By the end of a research project you have a structured, interlinked reference that reflects everything you've read — not a folder of PDFs you'll never reopen.


Reading a Book

File each chapter as you go. Build out pages for characters, themes, plot threads.

# After each chapter:
/wiki-ingest raw/book/chapter-01-the-beginning.md
/wiki-ingest raw/book/chapter-02-the-conflict.md

# Wiki creates pages like:
# entities/ElonMusk.md, entities/Tesla.md
# concepts/FirstPrinciplesThinking.md

# Mid-book:
/wiki-query "How has the protagonist's motivation evolved?"
/wiki-query "What contradictions exist in the author's argument so far?"

# End of book — build the graph:
/wiki-graph
# Open graph.html → see every character/theme/event and how they connect

Think fan wikis like the Tolkien Gateway — thousands of interlinked pages. You can build something like that as you read, with the agent doing all the cross-referencing.


Personal Knowledge Base

Track goals, health, psychology, self-improvement — file journal entries, articles, podcast notes.

# File your journal entries:
/wiki-ingest raw/journal/2026-01-week1.md
/wiki-ingest raw/journal/2026-01-week2.md

# File articles and podcast notes that resonated:
/wiki-ingest raw/articles/huberman-sleep-protocol.md
/wiki-ingest raw/articles/atomic-habits-summary.md

# Ask introspective questions:
/wiki-query "What patterns show up in my journal entries about energy levels?"
/wiki-query "What habits have I tried and what was the outcome?"

# The wiki builds a structured picture of you over time —
# entities like "Sleep", "Exercise", "Deep Work" accumulate evidence
# from every source you've filed.

Business / Team Intelligence

Feed in meeting transcripts, Slack exports, project docs, customer calls.

# Onboard new context:
/wiki-ingest raw/meetings/q1-planning-transcript.md
/wiki-ingest raw/docs/product-roadmap-2026.md
/wiki-ingest raw/calls/customer-interview-acme.md

# Wiki creates pages for projects, people, decisions, recurring themes.
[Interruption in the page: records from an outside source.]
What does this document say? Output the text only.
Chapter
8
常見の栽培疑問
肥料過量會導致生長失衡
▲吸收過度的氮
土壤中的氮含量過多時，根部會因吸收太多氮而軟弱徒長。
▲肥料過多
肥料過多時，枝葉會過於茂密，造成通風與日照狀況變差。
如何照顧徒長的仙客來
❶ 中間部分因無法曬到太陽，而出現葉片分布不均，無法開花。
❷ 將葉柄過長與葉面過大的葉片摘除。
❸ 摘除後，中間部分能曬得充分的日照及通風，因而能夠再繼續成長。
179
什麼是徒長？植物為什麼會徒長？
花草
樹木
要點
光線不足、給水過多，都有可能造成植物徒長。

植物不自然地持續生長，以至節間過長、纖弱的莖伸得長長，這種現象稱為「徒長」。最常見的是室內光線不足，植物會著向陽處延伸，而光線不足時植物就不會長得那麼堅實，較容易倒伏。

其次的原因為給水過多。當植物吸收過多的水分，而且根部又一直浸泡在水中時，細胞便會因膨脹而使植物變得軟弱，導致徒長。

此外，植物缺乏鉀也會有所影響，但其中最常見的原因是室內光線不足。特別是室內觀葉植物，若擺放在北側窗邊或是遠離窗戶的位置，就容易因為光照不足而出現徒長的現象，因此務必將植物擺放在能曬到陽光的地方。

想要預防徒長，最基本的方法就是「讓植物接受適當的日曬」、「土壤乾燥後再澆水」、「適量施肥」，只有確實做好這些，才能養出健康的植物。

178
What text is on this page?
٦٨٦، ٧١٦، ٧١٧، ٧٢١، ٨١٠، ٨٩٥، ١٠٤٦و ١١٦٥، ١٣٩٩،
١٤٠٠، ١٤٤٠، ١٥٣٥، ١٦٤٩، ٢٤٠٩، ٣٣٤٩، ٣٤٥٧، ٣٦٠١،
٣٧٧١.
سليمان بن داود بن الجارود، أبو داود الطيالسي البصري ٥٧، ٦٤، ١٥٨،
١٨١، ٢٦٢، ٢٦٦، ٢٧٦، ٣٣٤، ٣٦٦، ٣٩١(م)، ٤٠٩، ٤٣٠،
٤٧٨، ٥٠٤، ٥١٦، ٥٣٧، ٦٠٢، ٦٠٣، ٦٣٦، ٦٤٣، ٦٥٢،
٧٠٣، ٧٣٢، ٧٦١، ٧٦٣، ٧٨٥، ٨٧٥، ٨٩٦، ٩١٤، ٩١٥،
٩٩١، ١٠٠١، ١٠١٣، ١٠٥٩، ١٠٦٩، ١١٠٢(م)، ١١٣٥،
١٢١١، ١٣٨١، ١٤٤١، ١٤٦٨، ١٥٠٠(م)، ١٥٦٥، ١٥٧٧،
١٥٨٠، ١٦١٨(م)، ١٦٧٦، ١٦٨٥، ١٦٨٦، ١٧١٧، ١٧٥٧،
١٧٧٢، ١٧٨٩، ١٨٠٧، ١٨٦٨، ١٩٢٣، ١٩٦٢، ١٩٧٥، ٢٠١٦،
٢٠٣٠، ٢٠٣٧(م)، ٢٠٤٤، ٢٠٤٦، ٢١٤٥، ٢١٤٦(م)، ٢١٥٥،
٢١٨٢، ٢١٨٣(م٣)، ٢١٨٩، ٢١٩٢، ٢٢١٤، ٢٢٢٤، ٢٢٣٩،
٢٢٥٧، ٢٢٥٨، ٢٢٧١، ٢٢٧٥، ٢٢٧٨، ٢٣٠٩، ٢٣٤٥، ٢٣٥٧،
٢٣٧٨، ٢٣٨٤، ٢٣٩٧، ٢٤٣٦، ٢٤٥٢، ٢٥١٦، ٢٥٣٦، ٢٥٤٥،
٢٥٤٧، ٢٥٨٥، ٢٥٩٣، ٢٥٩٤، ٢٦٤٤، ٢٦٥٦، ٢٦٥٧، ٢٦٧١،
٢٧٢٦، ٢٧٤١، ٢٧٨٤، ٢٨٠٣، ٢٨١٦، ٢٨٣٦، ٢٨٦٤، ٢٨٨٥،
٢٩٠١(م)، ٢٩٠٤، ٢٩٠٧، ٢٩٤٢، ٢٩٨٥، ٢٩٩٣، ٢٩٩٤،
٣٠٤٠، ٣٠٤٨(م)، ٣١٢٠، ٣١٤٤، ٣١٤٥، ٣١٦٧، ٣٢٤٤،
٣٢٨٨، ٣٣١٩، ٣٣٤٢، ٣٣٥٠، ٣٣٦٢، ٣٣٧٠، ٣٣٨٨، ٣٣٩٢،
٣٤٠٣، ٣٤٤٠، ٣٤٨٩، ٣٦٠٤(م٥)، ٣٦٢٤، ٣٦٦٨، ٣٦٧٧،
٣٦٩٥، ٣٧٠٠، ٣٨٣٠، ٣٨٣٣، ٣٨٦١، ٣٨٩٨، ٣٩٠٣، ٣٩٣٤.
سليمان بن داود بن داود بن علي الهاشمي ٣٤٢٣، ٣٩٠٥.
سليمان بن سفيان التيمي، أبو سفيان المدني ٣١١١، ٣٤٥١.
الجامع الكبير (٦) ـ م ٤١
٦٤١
# Ask strategic questions:
/wiki-query "What feature requests have come up most across customer calls?"
/wiki-query "What decisions were made in Q1 planning and what was the rationale?"

# Lint catches things like:
# → "Project X mentioned in 5 pages but no dedicated page"
# → "Roadmap contradicts customer interview on priority of feature Y"

The wiki stays current because the agent does the maintenance no one on the team wants to do.


Competitive Analysis / Due Diligence

Track a company, market, or technology area over time.

# Feed in everything you find:
/wiki-ingest raw/competitors/openai-announcements.md
/wiki-ingest raw/competitors/anthropic-blog-posts.md
/wiki-ingest raw/market/ai-funding-report-q1.md

# Wiki builds entity pages per company, concept pages per technology.

# Ask comparison questions:
/wiki-query "How do OpenAI and Anthropic differ in their approach to safety?"
/wiki-query "Which companies have announced multimodal models in the last 6 months?"

# Save the answer back as a reusable synthesis:
/wiki-query "Competitive landscape summary as of today" --save

Tips

  • Use Obsidian to read/browse the wiki — follow links, check graph view
  • Use Obsidian Web Clipper to clip web articles directly to raw/
  • The wiki is a git repo — you get version history for free
  • File good query answers back with --save — your explorations compound just like ingested sources

License

MIT License — see LICENSE for details.